在调用kvminit申请初始化空间过后，main调用kvminithart来装载内核页表的根页表地址到satp寄存器中

void
kvminithart()
{
  // wait for any previous writes to the page table memory to finish.
  sfence_vma();

  w_satp(MAKE_SATP(kernel_pagetable));

  // flush stale entries from the TLB.
  sfence_vma();
}

在内核空间下，main马上就调用procinit，为每个用户进程分配一个内核栈，该内核栈将被映射到内核虚拟地址空间的高地址部分，位于trampoline下方。生成虚拟地址的步长为2页，而且只处理低的那一页，这样高的一页就自动成了保护页（PTE_V无效）。更新了所有内核栈的PTE之后，最后调用kvminithart更新一次satp寄存器，分页硬件就能使用新的页表。

void
procinit(void)
{
  struct proc *p;
  initlock(&pid_lock, "nextpid");

  // 开始时p=proc，即p的地址是proc数组的最开始位置
  // 每次遍历p就指向下一个进程结构
  for(p = proc; p < &proc[NPROC]; p++) {
      initlock(&p->lock, "proc");
      // Allocate a page for a kernel stack, for each process
      // Map it high in memory at the va generated by KSTACK, followed by an invalid guard page.
      char *pa = kalloc();
      if(pa == 0)
        panic("kalloc");
      // 指针相减就是地址相减，获取当前进程p和proc数组最开始位置的偏移量
      // 比如第一次，从p-proc=0开始，KSTACK生成虚拟地址: TRAMPOLINE - 2*PGSIZE
      // 因此TRAMPOLINE的下面第一页是guard page，第二页是kstack，也就是va指向的位置
      // 后面也以此类推，被跳过而未被处理的guard page，PTE_V是无效的
      uint64 va = KSTACK((int) (p - proc));
      // adds the mapping PTEs to the kernel page table
      // 内核栈可读可写，但在用户态不可访问，也不能直接执行
      kvmmap(va, (uint64)pa, PGSIZE, PTE_R | PTE_W);
      p->kstack = va;
  }
  // 将更新后的内核页表重新写入到satp中
  kvminithart();
}

物理空间分配

内核在运行时会分配和释放很多物理内存，xv6将一部分的物理内存，从kernel data结束开始，到PHYSTOP为止，这一部分称为free memory，用于运行时的内存分配。每次分配和回收都以页为单位，一页大小4KB，通过一个空闲物理帧链表free-list，将空闲的物理帧串起来保存。页表、用户内存、内核栈、管道缓冲区等操作系统组件需要内存时，内核就从free-list上摘下一页或者多页分配给它们；在回收已经分配出去的内存时，这些被回收的物理帧，内核将它们一页页地重新挂到free-list上。

struct run {
  struct run *next;
};

struct {
  struct spinlock lock;
  struct run *freelist;
} kmem;

extern char end[]; // first address after kernel.
                   // defined by kernel.ld.

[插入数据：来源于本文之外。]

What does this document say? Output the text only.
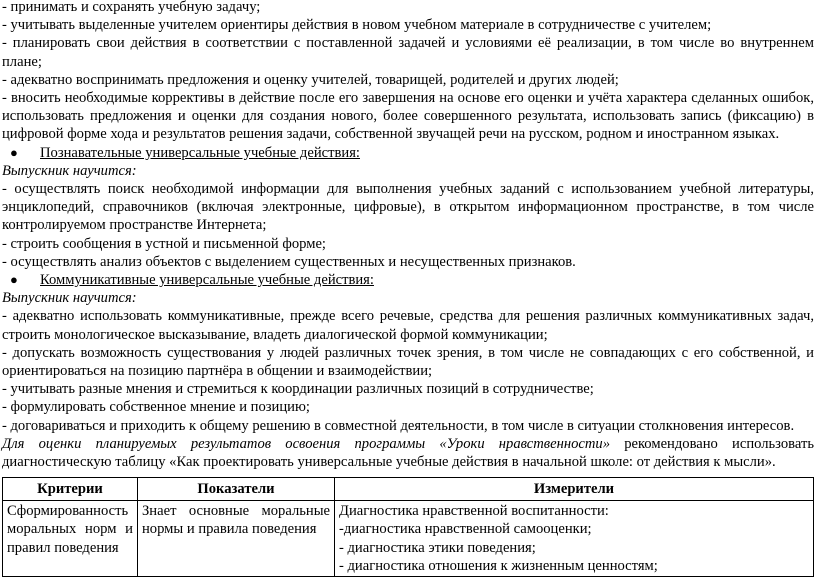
- принимать и сохранять учебную задачу;

- учитывать выделенные учителем ориентиры действия в новом учебном материале в сотрудничестве с учителем;

- планировать свои действия в соответствии с поставленной задачей и условиями её реализации, в том числе во внутреннем плане;

- адекватно воспринимать предложения и оценку учителей, товарищей, родителей и других людей;

- вносить необходимые коррективы в действие после его завершения на основе его оценки и учёта характера сделанных ошибок, использовать предложения и оценки для создания нового, более совершенного результата, использовать запись (фиксацию) в цифровой форме хода и результатов решения задачи, собственной звучащей речи на русском, родном и иностранном языках.

●	Познавательные универсальные учебные действия:

Выпускник научится:

- осуществлять поиск необходимой информации для выполнения учебных заданий с использованием учебной литературы, энциклопедий, справочников (включая электронные, цифровые), в открытом информационном пространстве, в том числе контролируемом пространстве Интернета;

- строить сообщения в устной и письменной форме;

- осуществлять анализ объектов с выделением существенных и несущественных признаков.

●	Коммуникативные универсальные учебные действия:

Выпускник научится:

- адекватно использовать коммуникативные, прежде всего речевые, средства для решения различных коммуникативных задач, строить монологическое высказывание, владеть диалогической формой коммуникации;

- допускать возможность существования у людей различных точек зрения, в том числе не совпадающих с его собственной, и ориентироваться на позицию партнёра в общении и взаимодействии;

- учитывать разные мнения и стремиться к координации различных позиций в сотрудничестве;

- формулировать собственное мнение и позицию;

- договариваться и приходить к общему решению в совместной деятельности, в том числе в ситуации столкновения интересов.

Для оценки планируемых результатов освоения программы «Уроки нравственности» рекомендовано использовать диагностическую таблицу «Как проектировать универсальные учебные действия в начальной школе: от действия к мысли».

Критерии	Показатели	Измерители
Сформированность моральных норм и правил поведения	Знает основные моральные нормы и правила поведения	Диагностика нравственной воспитанности:
-диагностика нравственной самооценки;
- диагностика этики поведения;
- диагностика отношения к жизненным ценностям;
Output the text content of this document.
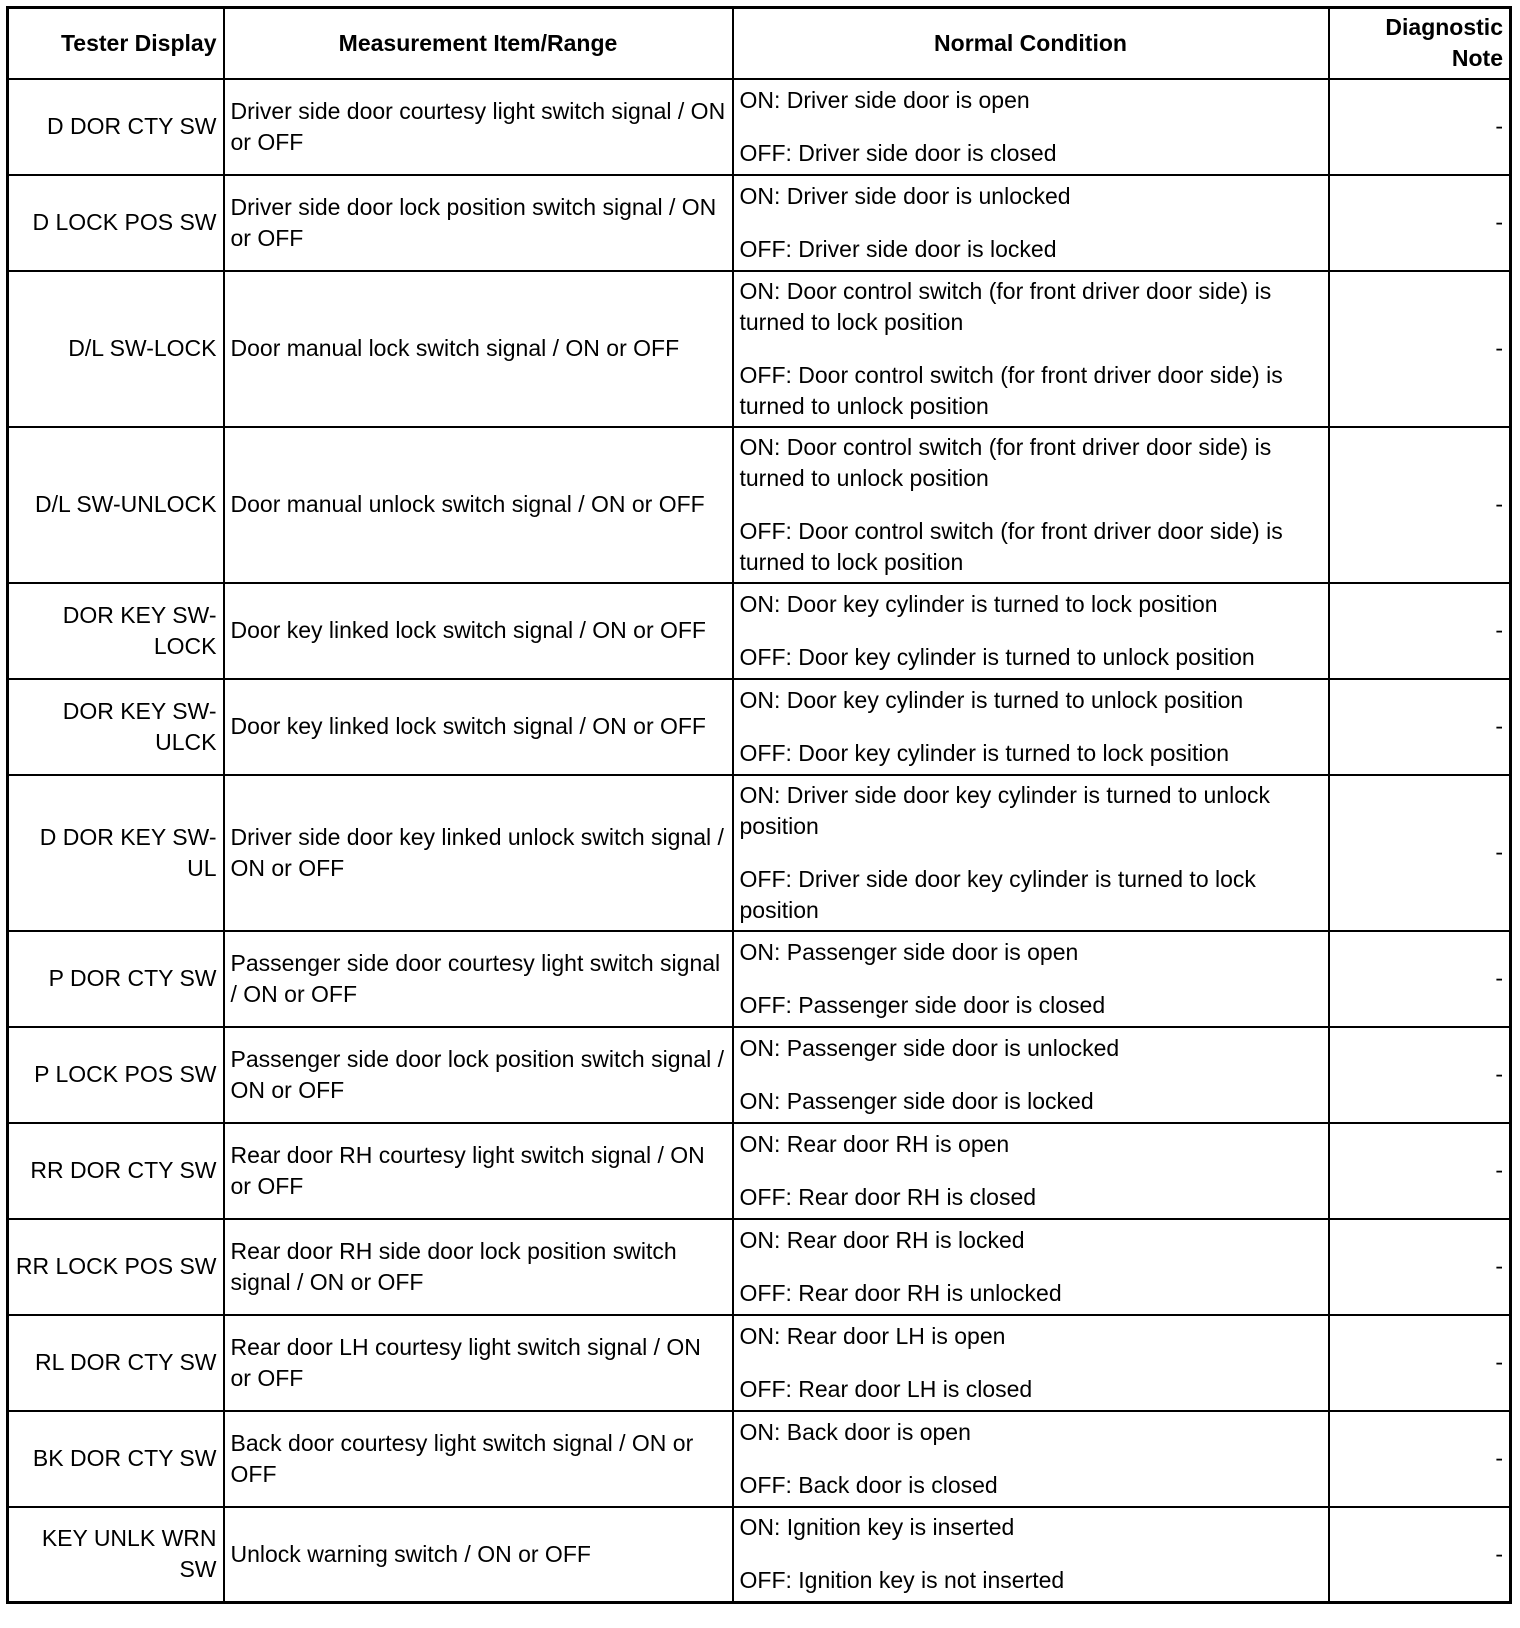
Tester Display	Measurement Item/Range	Normal Condition	Diagnostic Note
D DOR CTY SW	Driver side door courtesy light switch signal / ON or OFF	ON: Driver side door is open

OFF: Driver side door is closed	-
D LOCK POS SW	Driver side door lock position switch signal / ON or OFF	ON: Driver side door is unlocked

OFF: Driver side door is locked	-
D/L SW-LOCK	Door manual lock switch signal / ON or OFF	ON: Door control switch (for front driver door side) is turned to lock position

OFF: Door control switch (for front driver door side) is turned to unlock position	-
D/L SW-UNLOCK	Door manual unlock switch signal / ON or OFF	ON: Door control switch (for front driver door side) is turned to unlock position

OFF: Door control switch (for front driver door side) is turned to lock position	-
DOR KEY SW-LOCK	Door key linked lock switch signal / ON or OFF	ON: Door key cylinder is turned to lock position

OFF: Door key cylinder is turned to unlock position	-
DOR KEY SW-ULCK	Door key linked lock switch signal / ON or OFF	ON: Door key cylinder is turned to unlock position

OFF: Door key cylinder is turned to lock position	-
D DOR KEY SW-UL	Driver side door key linked unlock switch signal / ON or OFF	ON: Driver side door key cylinder is turned to unlock position

OFF: Driver side door key cylinder is turned to lock position	-
P DOR CTY SW	Passenger side door courtesy light switch signal / ON or OFF	ON: Passenger side door is open

OFF: Passenger side door is closed	-
P LOCK POS SW	Passenger side door lock position switch signal / ON or OFF	ON: Passenger side door is unlocked

ON: Passenger side door is locked	-
RR DOR CTY SW	Rear door RH courtesy light switch signal / ON or OFF	ON: Rear door RH is open

OFF: Rear door RH is closed	-
RR LOCK POS SW	Rear door RH side door lock position switch signal / ON or OFF	ON: Rear door RH is locked

OFF: Rear door RH is unlocked	-
RL DOR CTY SW	Rear door LH courtesy light switch signal / ON or OFF	ON: Rear door LH is open

OFF: Rear door LH is closed	-
BK DOR CTY SW	Back door courtesy light switch signal / ON or OFF	ON: Back door is open

OFF: Back door is closed	-
KEY UNLK WRN SW	Unlock warning switch / ON or OFF	ON: Ignition key is inserted

OFF: Ignition key is not inserted	-
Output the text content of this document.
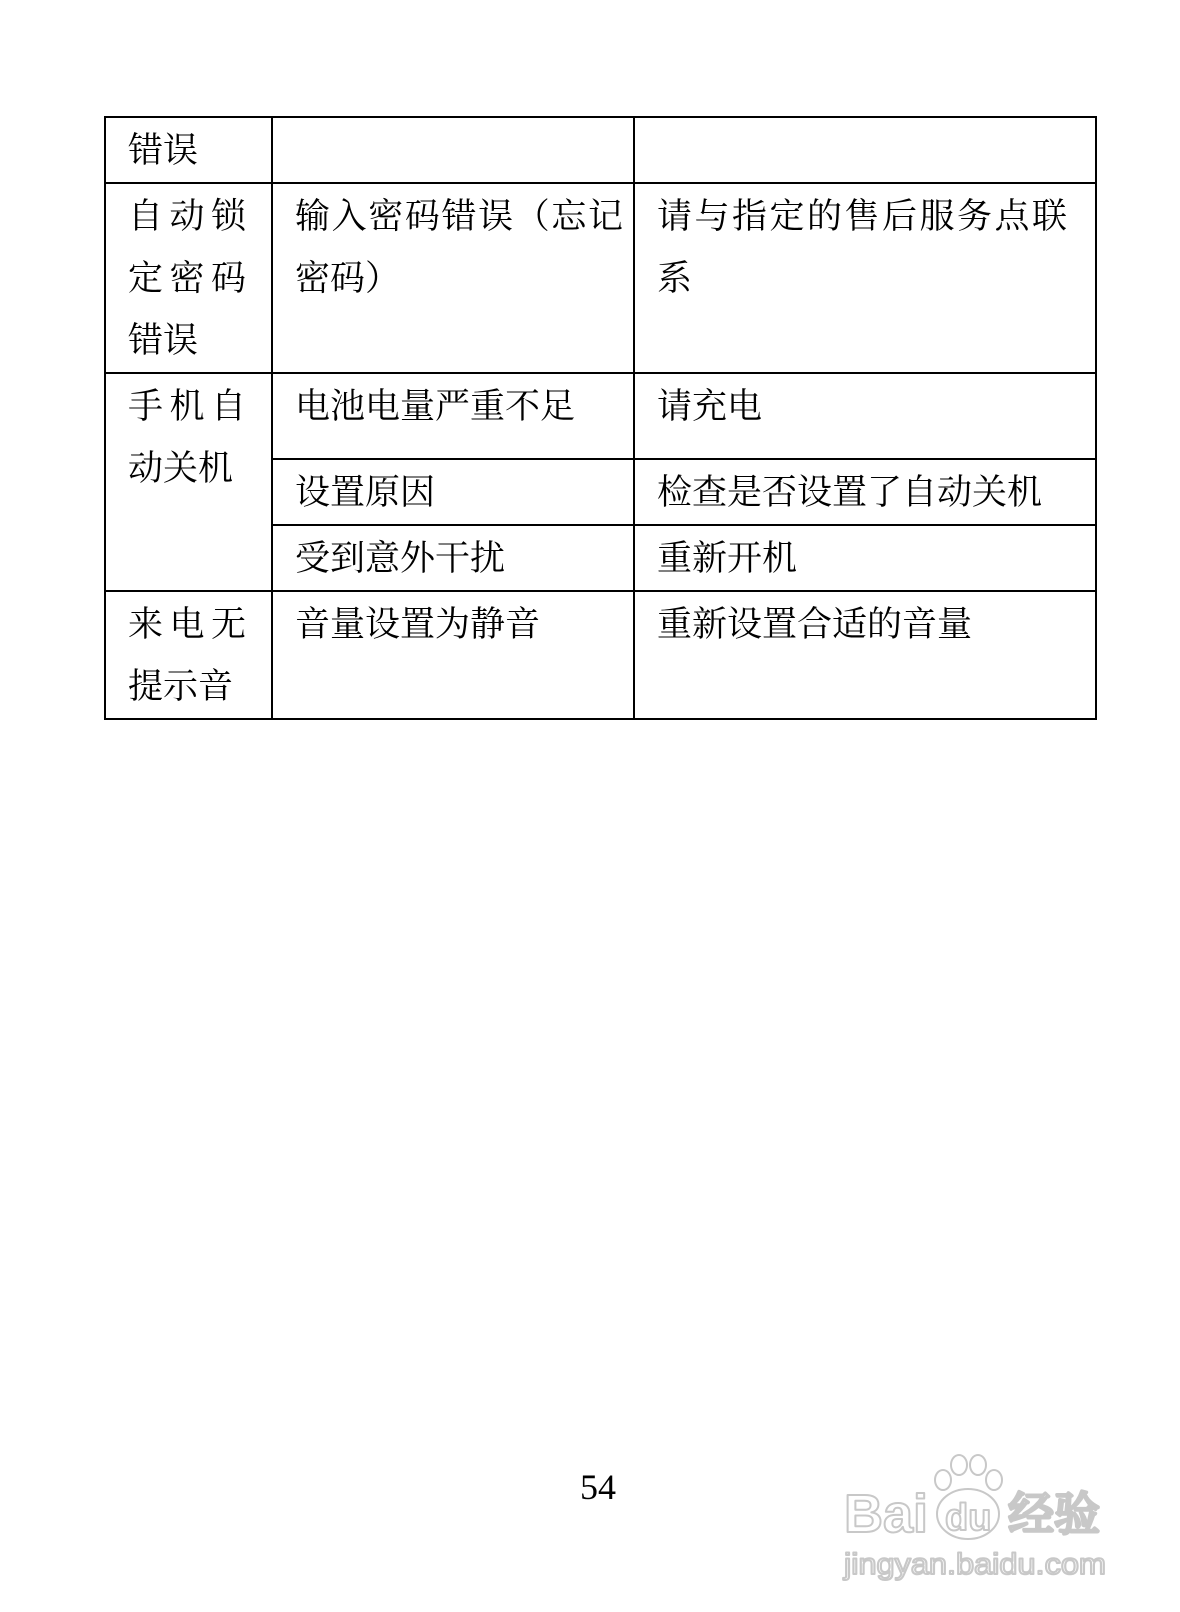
错误		
自动锁定密码错误	输入密码错误（忘记密码）	请与指定的售后服务点联系
手机自动关机	电池电量严重不足	请充电
	设置原因	检查是否设置了自动关机
	受到意外干扰	重新开机
来电无提示音	音量设置为静音	重新设置合适的音量
54	Bai du 经验
jingyan.baidu.com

//initialize the allocator
void
kinit()
{
  // initializes the free list to hold every page between the end of the kernel and PHYSTOP
  // xv6 assumes that the machine has 128MB of RAM
  initlock(&kmem.lock, "kmem");
  // kernel data之后到PHYSTOP之前都可以用于分配
  // add memory to the free list via per-page calls to kfree
  freerange(end, (void*)PHYSTOP);
}

void
freerange(void *pa_start, void *pa_end)
{
  char *p;
  p = (char*)PGROUNDUP((uint64)pa_start);
  //kfree是头插法
  for(; p + PGSIZE <= (char*)pa_end; p += PGSIZE)
    kfree(p);
}

void
kfree(void *pa)
{
  struct run *r;

  if(((uint64)pa % PGSIZE) != 0 || (char*)pa < end || (uint64)pa >= PHYSTOP)
    panic("kfree");

  // Fill with junk to catch dangling refs.
  memset(pa, 1, PGSIZE);

  // casts pa to a pointer to struct run, which records the old start of the free list in r->next,
  // and sets the free list equal to r
  r = (struct run*)pa;

  acquire(&kmem.lock);
  r->next = kmem.freelist;
  kmem.freelist = r;
  release(&kmem.lock);
}

void *
kalloc(void)
{
  // removes and returns the first element in the free list.
  // When a process asks xv6 for more user memory, xv6 first uses kalloc to allocate physical pages.
  struct run *r;

  acquire(&kmem.lock);
  r = kmem.freelist;
  if(r)
    kmem.freelist = r->next;
  release(&kmem.lock);

  if(r)
    memset((char*)r, 5, PGSIZE); // fill with junk
  return (void*)r;
}

Trap & System call

Isolation

1. Trap

Kernel code (assembler or C) that processes a trap is often called a handler; the first handler instructions are usually written in assembler (trampoline.S, rather than C) and are called a vector.

Popular names

• kernel mode: 内核态

• user mode: 用户态

• supervisor: 在内核态工作的具有较高权限的管理者身份

• user: 与计算机进行交互的普通用户身份 🧑🏻‍💻 <=> 💻

• stvec: The kernel writes the address of its trap handler here; the RISC-V jumps to the address in stvec to handle a trap. (指向了内核中处理 trap 的指令的起始地址)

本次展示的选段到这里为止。